Nie wiadomo jeszcze, czym dokładnie zajmie się powołana w ubiegłym tygodniu sejmowa komisja śledcza zwana w skrócie bankową. Pewne jest natomiast, czego badać nie będzie. Upadł wniosek posłów SLD, by wyjaśniła ona związki polityków ze Spółdzielczymi Kasami Oszczędnościowo-Kredytowymi opisywane m.in. przez „Politykę”. Przypomnijmy: według naszych ustaleń w każdej kadencji Kasy miały w Sejmie zaprzyjaźnionych posłów, którzy przeprowadzali korzystne dla nich ustawy.
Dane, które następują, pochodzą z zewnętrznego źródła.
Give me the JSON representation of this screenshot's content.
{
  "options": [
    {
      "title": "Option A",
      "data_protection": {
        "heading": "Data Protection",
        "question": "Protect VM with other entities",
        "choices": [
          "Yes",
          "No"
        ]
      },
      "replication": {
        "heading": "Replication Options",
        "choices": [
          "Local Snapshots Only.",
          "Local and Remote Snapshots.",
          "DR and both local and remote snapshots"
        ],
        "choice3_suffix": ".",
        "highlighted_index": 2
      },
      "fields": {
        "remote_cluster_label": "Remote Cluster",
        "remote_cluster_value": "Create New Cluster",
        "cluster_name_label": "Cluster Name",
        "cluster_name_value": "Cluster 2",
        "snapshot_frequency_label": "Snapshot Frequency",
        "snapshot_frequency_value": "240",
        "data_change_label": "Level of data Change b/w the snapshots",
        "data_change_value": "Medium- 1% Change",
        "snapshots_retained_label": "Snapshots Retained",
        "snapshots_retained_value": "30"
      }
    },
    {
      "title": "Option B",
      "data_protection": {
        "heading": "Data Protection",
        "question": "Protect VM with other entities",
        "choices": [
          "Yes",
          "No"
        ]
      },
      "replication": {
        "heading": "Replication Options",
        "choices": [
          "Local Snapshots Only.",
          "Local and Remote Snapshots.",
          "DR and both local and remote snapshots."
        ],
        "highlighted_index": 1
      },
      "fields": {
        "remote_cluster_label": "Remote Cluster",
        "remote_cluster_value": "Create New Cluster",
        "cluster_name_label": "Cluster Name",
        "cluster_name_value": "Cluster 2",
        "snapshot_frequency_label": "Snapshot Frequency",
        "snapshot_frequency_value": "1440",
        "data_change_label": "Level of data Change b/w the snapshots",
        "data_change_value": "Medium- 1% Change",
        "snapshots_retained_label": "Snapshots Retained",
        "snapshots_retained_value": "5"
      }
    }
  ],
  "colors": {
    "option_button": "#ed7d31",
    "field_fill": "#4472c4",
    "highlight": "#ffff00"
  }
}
W ubiegłej kadencji ich „rzecznikiem” stał się związany niegdyś z Kasami poseł Przemysław Gosiewski (obecnie szef Klubu Parlamentarnego PiS). To on pilotował w Sejmie uprzywilejowujące SKOK projekty ustaw o zwalczaniu lichwy oraz o upadłości konsumenckiej.
Prawdopodobnie komisja nie zajmie się również wyjaśnieniem roli, jaką odegrali posłowie (tym razem z LPR) i władze SKOK w doprowadzeniu do bankructwa Wielkopolskiego Banku Rolniczego. Prokuratorskie postępowanie w tej sprawie przeciąga się, bo posłowie nie stawiają się na przesłuchania. Dotychczas postawiono zarzuty kilku członkom władz Krajowej SKOK. Gdy napisaliśmy o tym w artykule „Kasa Wielkiej Piątki”, Grzegorz Bierecki, prezes Krajowej SKOK, złożył w prokuraturze zawiadomienie o popełnieniu przestępstwa, polegającego na ujawnieniu informacji z toczącego się śledztwa. Prokuratura nie dopatrzyła się przestępstwa i jesienią ubiegłego roku umorzyła sprawę. Jednak ostatnio sąd nakazał jej ponowne rozpatrzenie, mimo że informacja o osobach oskarżonych w sprawie WBR jest powszechnie dostępna – przedstawił ją w lipcu 2002 r. w odpowiedzi na interpelację jednego z posłów ówczesny prokurator krajowy Karol Napierski. Można się z nią zapoznać na internetowej stronie Sejmu.
Warszawska prokuratura bada także, czy „Polityka” złamała prawo, odmawiając Kasom publikacji wielostronicowych odpowiedzi oraz publikując zdjęcie Grzegorza Biereckiego (!